India cannot afford these high health costs of a fructose diet, which also has other nutritional costs as side effects. When corn is used for high fructose syrup, the poor are denied a food staple. Already 30% corn is going for raw material for making industrial cattle feed and fructose, and is diverted from human food. In addition, the displacement of healthier sweeteners derived from sugar cane such as gur and khandsari robs farmers of incomes and livelihoods. The impact of the Colas on the food chain and economy is thus very large and does not stop with the bottle.
But what is within the bottle in any case is not fit for a healthy diet. Consumption of soft drinks is well known to contribute to tooth decay. Adolescents who consume soft drinks display a risk of bone fractures 3 to 4 fold higher than those who do not. Soft drinks are becoming the greatest source of caffeine in children’s diets, with each 12 ounce can of cola containing about 45 milligrams of caffeine.

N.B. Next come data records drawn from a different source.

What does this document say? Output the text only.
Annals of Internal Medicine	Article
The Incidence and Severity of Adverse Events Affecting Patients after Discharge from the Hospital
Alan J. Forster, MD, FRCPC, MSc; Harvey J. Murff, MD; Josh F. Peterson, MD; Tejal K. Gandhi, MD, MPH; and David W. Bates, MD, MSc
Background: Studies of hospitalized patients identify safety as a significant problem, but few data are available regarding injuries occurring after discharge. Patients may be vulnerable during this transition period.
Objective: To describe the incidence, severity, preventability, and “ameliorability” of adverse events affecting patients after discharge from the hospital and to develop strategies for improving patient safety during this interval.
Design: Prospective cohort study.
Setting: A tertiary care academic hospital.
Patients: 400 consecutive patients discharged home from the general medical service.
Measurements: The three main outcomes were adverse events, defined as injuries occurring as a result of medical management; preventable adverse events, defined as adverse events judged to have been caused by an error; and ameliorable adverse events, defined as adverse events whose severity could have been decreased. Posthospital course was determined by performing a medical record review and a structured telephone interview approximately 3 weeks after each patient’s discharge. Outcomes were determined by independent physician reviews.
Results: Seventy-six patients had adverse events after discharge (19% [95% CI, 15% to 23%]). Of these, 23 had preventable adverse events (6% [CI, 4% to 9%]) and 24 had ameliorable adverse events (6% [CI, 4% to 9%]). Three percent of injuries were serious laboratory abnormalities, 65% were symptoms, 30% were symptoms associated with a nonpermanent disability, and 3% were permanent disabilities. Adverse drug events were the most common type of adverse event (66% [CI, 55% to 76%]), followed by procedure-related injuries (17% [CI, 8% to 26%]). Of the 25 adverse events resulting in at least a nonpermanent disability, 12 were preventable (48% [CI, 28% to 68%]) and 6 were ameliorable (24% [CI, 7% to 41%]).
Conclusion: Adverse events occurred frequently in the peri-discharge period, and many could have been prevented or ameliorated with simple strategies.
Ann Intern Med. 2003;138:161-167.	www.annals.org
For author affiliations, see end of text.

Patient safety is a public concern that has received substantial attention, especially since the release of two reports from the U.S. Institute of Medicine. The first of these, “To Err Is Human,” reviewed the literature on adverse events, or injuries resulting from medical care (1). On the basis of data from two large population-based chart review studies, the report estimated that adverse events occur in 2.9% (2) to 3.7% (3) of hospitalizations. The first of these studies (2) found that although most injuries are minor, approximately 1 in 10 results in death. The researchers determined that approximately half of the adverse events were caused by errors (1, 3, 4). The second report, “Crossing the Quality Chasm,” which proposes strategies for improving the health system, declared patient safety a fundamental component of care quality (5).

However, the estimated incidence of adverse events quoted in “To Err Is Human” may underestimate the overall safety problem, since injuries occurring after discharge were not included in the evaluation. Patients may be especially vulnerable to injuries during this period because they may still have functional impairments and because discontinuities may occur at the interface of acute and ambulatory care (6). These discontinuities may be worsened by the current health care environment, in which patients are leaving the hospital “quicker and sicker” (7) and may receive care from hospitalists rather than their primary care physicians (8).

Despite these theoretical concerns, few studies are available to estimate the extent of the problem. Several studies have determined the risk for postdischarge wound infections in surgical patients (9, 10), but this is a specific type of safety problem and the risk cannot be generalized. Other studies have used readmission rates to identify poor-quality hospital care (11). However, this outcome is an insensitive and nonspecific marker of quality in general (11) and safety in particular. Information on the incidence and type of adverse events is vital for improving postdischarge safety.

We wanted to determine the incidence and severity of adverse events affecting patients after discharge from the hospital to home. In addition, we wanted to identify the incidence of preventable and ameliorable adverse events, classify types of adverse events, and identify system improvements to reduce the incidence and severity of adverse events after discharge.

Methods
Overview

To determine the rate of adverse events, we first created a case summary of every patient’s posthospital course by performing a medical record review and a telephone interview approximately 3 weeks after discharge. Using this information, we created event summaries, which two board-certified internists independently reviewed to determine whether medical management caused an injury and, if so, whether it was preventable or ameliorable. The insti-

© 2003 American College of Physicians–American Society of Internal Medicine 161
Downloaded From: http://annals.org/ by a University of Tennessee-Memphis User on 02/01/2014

And there are other ingredients in the toxic brew, an anti-freeze compound – ethylene glycol for lower freezing, phosphoric acid to give it a bite. People are consuming 4 kg of chemicals a year per person on the basis of 20.6 million tonnes of chemicals in the form of artificial colours, flavourings etc. (Prashant Bhushan “Soft drinks – A toxic – brew”). It is therefore not just pesticides we should be concerned about, but the toxic brew our children are being made addicted to by the Cola giants. And while the corporations push toxics in the form of soft drinks they have manipulated the government’s Cabinet Committee on Economic Affairs (CCEA) to deny Indian investors voting rights.
When Coca-Cola reentered India after being thrown out by George Fernandes in 1977, it could only have 51% voting rights under a clause that says, “Under any circumstances the voting rights of HCCHC (Coca Cola’s Holding Company) shall not exceed 51% in HCCBL i.e., the Indian shareholders should get at least 49 per cent voting rights at all times.” This clause was deleted recently giving Coca-Cola imperial powers, to destroy the health of Indians and rob Indians of their democratic rights
Even in political terms, Coke is a toxic brew.